Maxwell, diretor de Estudos Latino-Americanos do Conselho de
Relações Internacionais de Nova
York, é um dos mais importantes
estudiosos da história do Brasil e
de Portugal. Escreveu, entre outros, "A Devassa da Devassa", sobre a Inconfidência Mineira, e
"Chocolate, Piratas e Outros Malandros - Ensaios Tropicais".
Na entrevista à Folha, de Nova
York (EUA), Maxwell -também
autor de "A Construção da Democracia em Portugal", sobre o
período pós-Revolução dos Cravos (1974), lançado em Portugal,
mas não aqui- fala sobre o distanciamento entre os dois países.
Folha - Como o sr. vê a relação
entre Brasil e Portugal hoje?
Kenneth Maxwell - Após o período da Independência (1822),
há uma grande diferença no progresso da história. Há várias zonas de contato do ponto de vista
da cultura, mas, na vida cotidiana,
elas são hoje sociedades completamente diferentes. Portugal tem
mudado muito, mas ainda tem
uma sociedade muito fechada em
relação à brasileira.
Folha - Quando essa relação
começou a se distanciar?
Maxwell - Já antes da Independência, mas isso varia de acordo
com a região. Se você volta para o
século 17, no Nordeste, Pernambuco esteve separado de Portugal,
durante a presença holandesa. No
final do século 18, isso se torna
mais claro.
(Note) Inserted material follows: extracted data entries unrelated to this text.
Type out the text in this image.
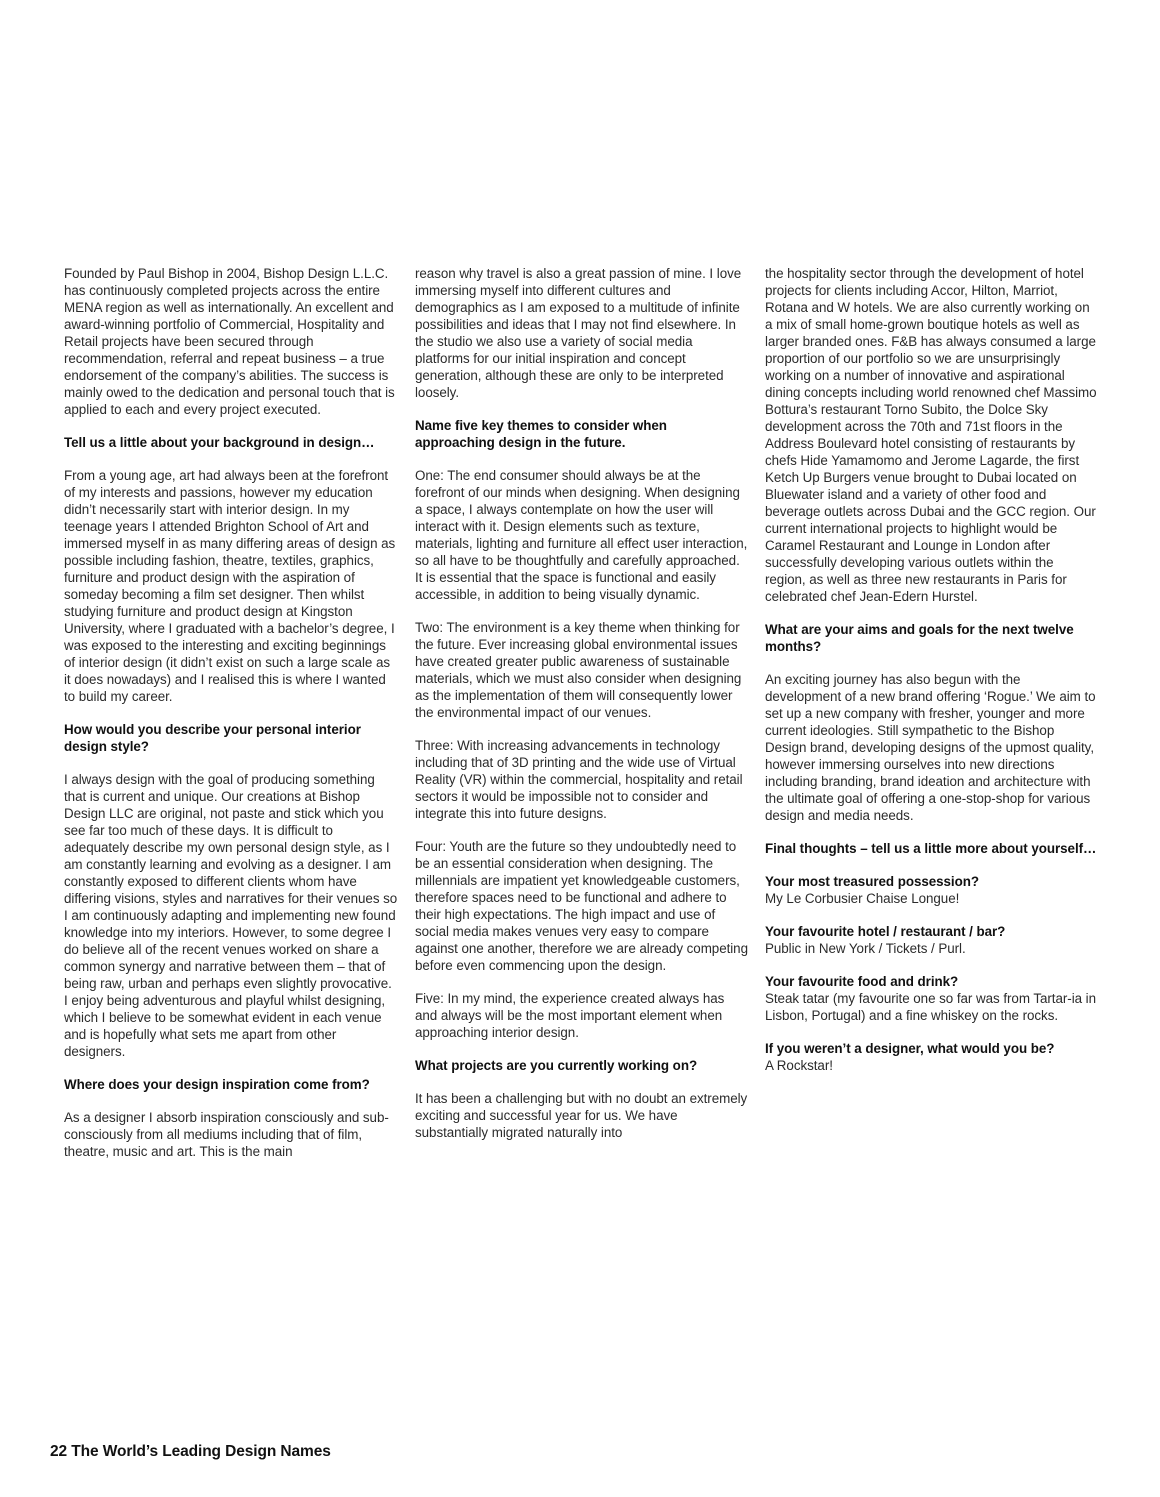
Founded by Paul Bishop in 2004, Bishop Design L.L.C. has continuously completed projects across the entire MENA region as well as internationally. An excellent and award-winning portfolio of Commercial, Hospitality and Retail projects have been secured through recommendation, referral and repeat business – a true endorsement of the company’s abilities. The success is mainly owed to the dedication and personal touch that is applied to each and every project executed.

Tell us a little about your background in design…

From a young age, art had always been at the forefront of my interests and passions, however my education didn’t necessarily start with interior design. In my teenage years I attended Brighton School of Art and immersed myself in as many differing areas of design as possible including fashion, theatre, textiles, graphics, furniture and product design with the aspiration of someday becoming a film set designer. Then whilst studying furniture and product design at Kingston University, where I graduated with a bachelor’s degree, I was exposed to the interesting and exciting beginnings of interior design (it didn’t exist on such a large scale as it does nowadays) and I realised this is where I wanted to build my career.

How would you describe your personal interior design style?

I always design with the goal of producing something that is current and unique. Our creations at Bishop Design LLC are original, not paste and stick which you see far too much of these days. It is difficult to adequately describe my own personal design style, as I am constantly learning and evolving as a designer. I am constantly exposed to different clients whom have differing visions, styles and narratives for their venues so I am continuously adapting and implementing new found knowledge into my interiors. However, to some degree I do believe all of the recent venues worked on share a common synergy and narrative between them – that of being raw, urban and perhaps even slightly provocative. I enjoy being adventurous and playful whilst designing, which I believe to be somewhat evident in each venue and is hopefully what sets me apart from other designers.

Where does your design inspiration come from?

As a designer I absorb inspiration consciously and sub-consciously from all mediums including that of film, theatre, music and art. This is the main

reason why travel is also a great passion of mine. I love immersing myself into different cultures and demographics as I am exposed to a multitude of infinite possibilities and ideas that I may not find elsewhere. In the studio we also use a variety of social media platforms for our initial inspiration and concept generation, although these are only to be interpreted loosely.

Name five key themes to consider when approaching design in the future.

One: The end consumer should always be at the forefront of our minds when designing. When designing a space, I always contemplate on how the user will interact with it. Design elements such as texture, materials, lighting and furniture all effect user interaction, so all have to be thoughtfully and carefully approached. It is essential that the space is functional and easily accessible, in addition to being visually dynamic.

Two: The environment is a key theme when thinking for the future. Ever increasing global environmental issues have created greater public awareness of sustainable materials, which we must also consider when designing as the implementation of them will consequently lower the environmental impact of our venues.

Three: With increasing advancements in technology including that of 3D printing and the wide use of Virtual Reality (VR) within the commercial, hospitality and retail sectors it would be impossible not to consider and integrate this into future designs.

Four: Youth are the future so they undoubtedly need to be an essential consideration when designing. The millennials are impatient yet knowledgeable customers, therefore spaces need to be functional and adhere to their high expectations. The high impact and use of social media makes venues very easy to compare against one another, therefore we are already competing before even commencing upon the design.

Five: In my mind, the experience created always has and always will be the most important element when approaching interior design.

What projects are you currently working on?

It has been a challenging but with no doubt an extremely exciting and successful year for us. We have substantially migrated naturally into

the hospitality sector through the development of hotel projects for clients including Accor, Hilton, Marriot, Rotana and W hotels. We are also currently working on a mix of small home-grown boutique hotels as well as larger branded ones. F&B has always consumed a large proportion of our portfolio so we are unsurprisingly working on a number of innovative and aspirational dining concepts including world renowned chef Massimo Bottura’s restaurant Torno Subito, the Dolce Sky development across the 70th and 71st floors in the Address Boulevard hotel consisting of restaurants by chefs Hide Yamamomo and Jerome Lagarde, the first Ketch Up Burgers venue brought to Dubai located on Bluewater island and a variety of other food and beverage outlets across Dubai and the GCC region. Our current international projects to highlight would be Caramel Restaurant and Lounge in London after successfully developing various outlets within the region, as well as three new restaurants in Paris for celebrated chef Jean-Edern Hurstel.

What are your aims and goals for the next twelve months?

An exciting journey has also begun with the development of a new brand offering ‘Rogue.’ We aim to set up a new company with fresher, younger and more current ideologies. Still sympathetic to the Bishop Design brand, developing designs of the upmost quality, however immersing ourselves into new directions including branding, brand ideation and architecture with the ultimate goal of offering a one-stop-shop for various design and media needs.

Final thoughts – tell us a little more about yourself…

Your most treasured possession?
My Le Corbusier Chaise Longue!
Your favourite hotel / restaurant / bar?
Public in New York / Tickets / Purl.
Your favourite food and drink?
Steak tatar (my favourite one so far was from Tartar-ia in Lisbon, Portugal) and a fine whiskey on the rocks.
If you weren’t a designer, what would you be?
A Rockstar!
22 The World’s Leading Design Names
A Inconfidência Mineira (1789), a Baiana (1798), todas essas revoltas eram antiportuguesas, em vários sentidos.
Folha - O que, para o sr., diferencia hoje o Brasil de Portugal?
Maxwell - A grande diferença é
econômica. O Brasil é um país
continental. Os brasileiros sentem-se parte de um grande país,
enquanto os portugueses acham
que são ainda menores do que
realmente são. Nesse sentido, o
Brasil, como civilização, é mais
parecido com os Estados Unidos.
Folha - Não lhe parece que
Brasil e Portugal celebram os
500 anos de modo um tanto
quanto independente, como se
o Brasil não tivesse sua origem
na história portuguesa?
Maxwell - Concordo. A Folha
trouxe, no final do ano passado,
uma polêmica entre o historiador
brasileiro Luiz Felipe de Alencastro e o cineasta português Manoel
de Oliveira que ilustra essa distância. Para Oliveira, a Independência não passou de um presente de
Portugal, não uma conquista dos
brasileiros, o que é muito típico
do pensamento português, uma
falsa impressão da história.
Folha - As escolas de samba de
São Paulo e Rio decidiram que o
Carnaval seria só sobre os 500
anos. Para o povo, a festa é mais
importante que para as elites?
Maxwell - Não, acho que são
coisas diferentes. As duas coisas
podem acontecer. Podemos fazer
uma analogia com as comemorações dos 500 anos da chegada de
Cristóvão Colombo na América
(1492). Houve reações variadas.
Exibições, festas, mas também diferentes maneiras de interpretar o
que se passou. É preciso considerar as divisões na sociedade. As
pessoas vêem a história de maneira diferente porque têm vidas diferentes. Se seus antepassados
chegaram num navio negreiro,
você verá a história de um modo
diverso do que aqueles cujos parentes vieram em caravelas.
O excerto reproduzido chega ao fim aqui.